Fish, Wildlife and Parks Warden Capt. Sam Sheppard said he was confident the killer bear was the one they had captured because it came back to the site of the rampage, which started around 2 a.m. Wednesday.

Sheppard said it was a highly unusual predatory attack, with campers in three different tents mauled as they slept.

Freele said she couldn't understand why the bear attacked her, because she posed no threat.

"If it was something that I had done — if I had walked into a female with cubs, and startled her, and she attacked me — I can understand that," she said. "She was hunting us, with the intention of killing us and eating us."

Officials have said the bear will be killed if DNA evidence confirms it was the same one that attacked the victims. Aasheim said the test results were expected by Friday.

Wildlife officials said tent or sleeping bag fibers were in the captured bears' droppings, and that a tooth fragment found in a tent appears to match a chipped tooth on the sow.

"Everything points to it being the offending bear, but we are not going to do anything until we have DNA samples," Aasheim said.

State and federal wildlife officials will determine the fate of the cubs, which are feared to have learned predatory behavior from their mother.

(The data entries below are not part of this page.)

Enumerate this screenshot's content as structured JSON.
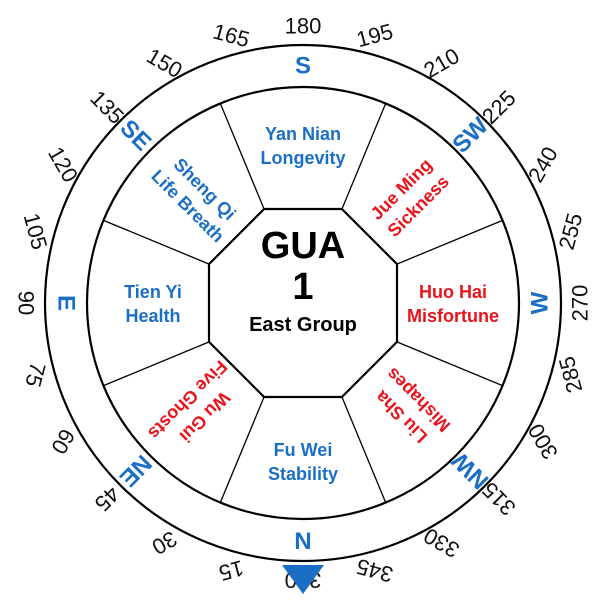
{
  "center": {
    "title": "GUA",
    "number": "1",
    "group": "East Group"
  },
  "colors": {
    "good": "#1a6fc4",
    "bad": "#e8141c",
    "direction": "#1a6fc4",
    "pointer": "#1a6fc4",
    "line": "#000000"
  },
  "directions": [
    {
      "label": "S",
      "bearing": 180
    },
    {
      "label": "SW",
      "bearing": 225
    },
    {
      "label": "W",
      "bearing": 270
    },
    {
      "label": "NW",
      "bearing": 315
    },
    {
      "label": "N",
      "bearing": 360
    },
    {
      "label": "NE",
      "bearing": 45
    },
    {
      "label": "E",
      "bearing": 90
    },
    {
      "label": "SE",
      "bearing": 135
    }
  ],
  "degree_marks": [
    "15",
    "30",
    "45",
    "60",
    "75",
    "90",
    "105",
    "120",
    "135",
    "150",
    "165",
    "180",
    "195",
    "210",
    "225",
    "240",
    "255",
    "270",
    "285",
    "300",
    "315",
    "330",
    "345",
    "360"
  ],
  "sectors": [
    {
      "id": "s",
      "line1": "Yan Nian",
      "line2": "Longevity",
      "tone": "good"
    },
    {
      "id": "sw",
      "line1": "Jue Ming",
      "line2": "Sickness",
      "tone": "bad"
    },
    {
      "id": "w",
      "line1": "Huo Hai",
      "line2": "Misfortune",
      "tone": "bad"
    },
    {
      "id": "nw",
      "line1": "Liu Sha",
      "line2": "Mishapes",
      "tone": "bad"
    },
    {
      "id": "n",
      "line1": "Fu Wei",
      "line2": "Stability",
      "tone": "good"
    },
    {
      "id": "ne",
      "line1": "Wu Gui",
      "line2": "Five Ghosts",
      "tone": "bad"
    },
    {
      "id": "e",
      "line1": "Tien Yi",
      "line2": "Health",
      "tone": "good"
    },
    {
      "id": "se",
      "line1": "Sheng Qi",
      "line2": "Life Breath",
      "tone": "good"
    }
  ]
}
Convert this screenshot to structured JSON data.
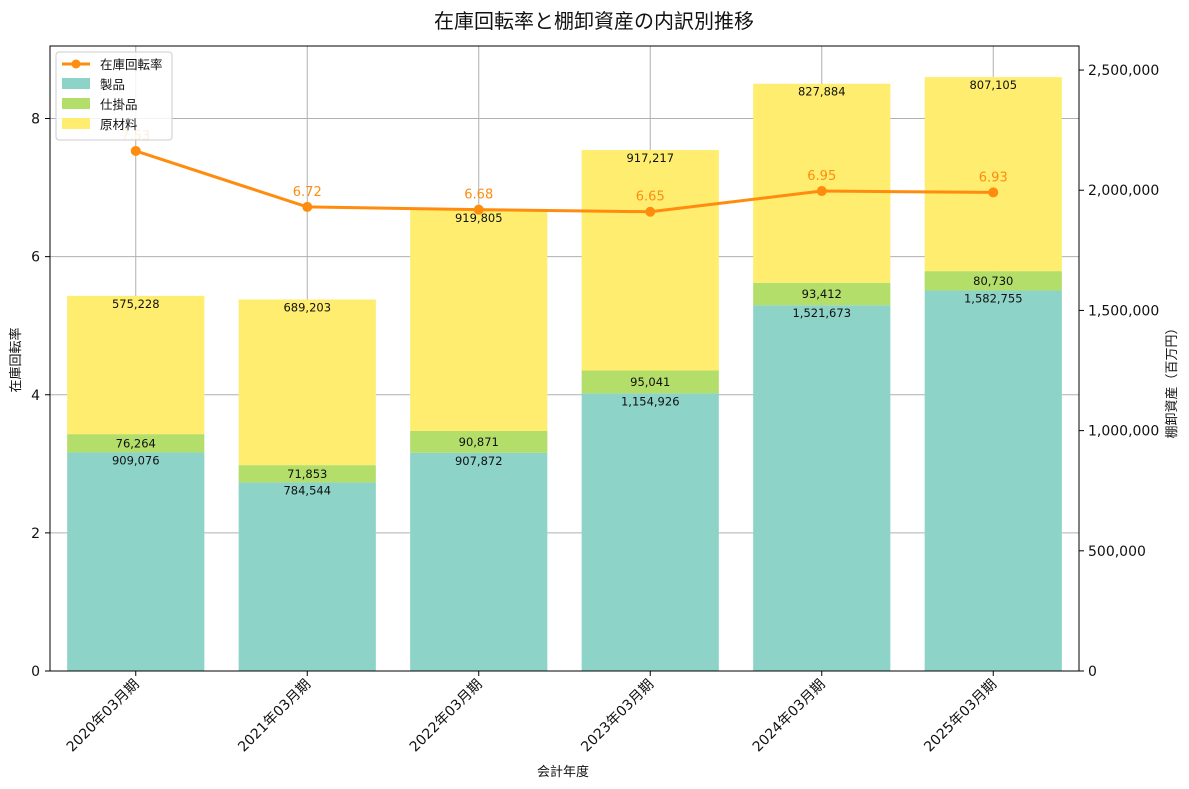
{
  "chart_data": {
    "type": "bar",
    "title": "在庫回転率と棚卸資産の内訳別推移",
    "xlabel": "会計年度",
    "ylabel_left": "在庫回転率",
    "ylabel_right": "棚卸資産（百万円）",
    "categories": [
      "2020年03月期",
      "2021年03月期",
      "2022年03月期",
      "2023年03月期",
      "2024年03月期",
      "2025年03月期"
    ],
    "stack_series": [
      {
        "name": "製品",
        "color": "#8dd3c7",
        "values": [
          909076,
          784544,
          907872,
          1154926,
          1521673,
          1582755
        ],
        "labels": [
          "909,076",
          "784,544",
          "907,872",
          "1,154,926",
          "1,521,673",
          "1,582,755"
        ]
      },
      {
        "name": "仕掛品",
        "color": "#b3de69",
        "values": [
          76264,
          71853,
          90871,
          95041,
          93412,
          80730
        ],
        "labels": [
          "76,264",
          "71,853",
          "90,871",
          "95,041",
          "93,412",
          "80,730"
        ]
      },
      {
        "name": "原材料",
        "color": "#ffed6f",
        "values": [
          575228,
          689203,
          919805,
          917217,
          827884,
          807105
        ],
        "labels": [
          "575,228",
          "689,203",
          "919,805",
          "917,217",
          "827,884",
          "807,105"
        ]
      }
    ],
    "line_series": {
      "name": "在庫回転率",
      "color": "#ff8c0f",
      "values": [
        7.53,
        6.72,
        6.68,
        6.65,
        6.95,
        6.93
      ],
      "labels": [
        "7.53",
        "6.72",
        "6.68",
        "6.65",
        "6.95",
        "6.93"
      ]
    },
    "ylim_left": [
      0,
      9.05
    ],
    "yticks_left": [
      "0",
      "2",
      "4",
      "6",
      "8"
    ],
    "ylim_right": [
      0,
      2600000
    ],
    "yticks_right": [
      "0",
      "500,000",
      "1,000,000",
      "1,500,000",
      "2,000,000",
      "2,500,000"
    ],
    "grid": true,
    "legend_position": "top-left",
    "legend": [
      "在庫回転率",
      "製品",
      "仕掛品",
      "原材料"
    ]
  }
}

The bear attack was the most brazen in the Yellowstone area since the 1980s, officials said.

In 2008 at the same campground, a grizzly bear bit and injured a man sleeping in a tent. A young adult female grizzly was captured in a trap four days later and taken to a bear research center in Washington state.

"The suspicion among a lot of the residents is that the bear they caught (in 2008) was not the right one," said Gary Vincelette, who has a cabin in nearby Silver Gate.

Sheppard said there was no truth to that.

About 600 grizzly bears and hundreds of less-aggressive black bears live in the Yellowstone area.

The region is pasted with hundreds of signs warning visitors to keep food out of the bruins' reach. Experts say bears who eat human food quickly become habituated to people, increasing the danger of an attack.

Yet in the case of the Wednesday's attack, all the victims had put their food into metal food canisters installed at campsite, Sheppard said.

"They were doing things right," he said. "It was random. I have no idea why this bear picked these three tents out of all the tents there."

The 10-acre Soda Butte Campground in Gallatin National Forest has 27 campsites.

Freele, who had been staying there for 13 days with her husband, Bill, said she didn't think she would stop taking long camping trips.

"I know that this is a one-in-a-million, freak event," she said. "I might think twice about camping in the same site."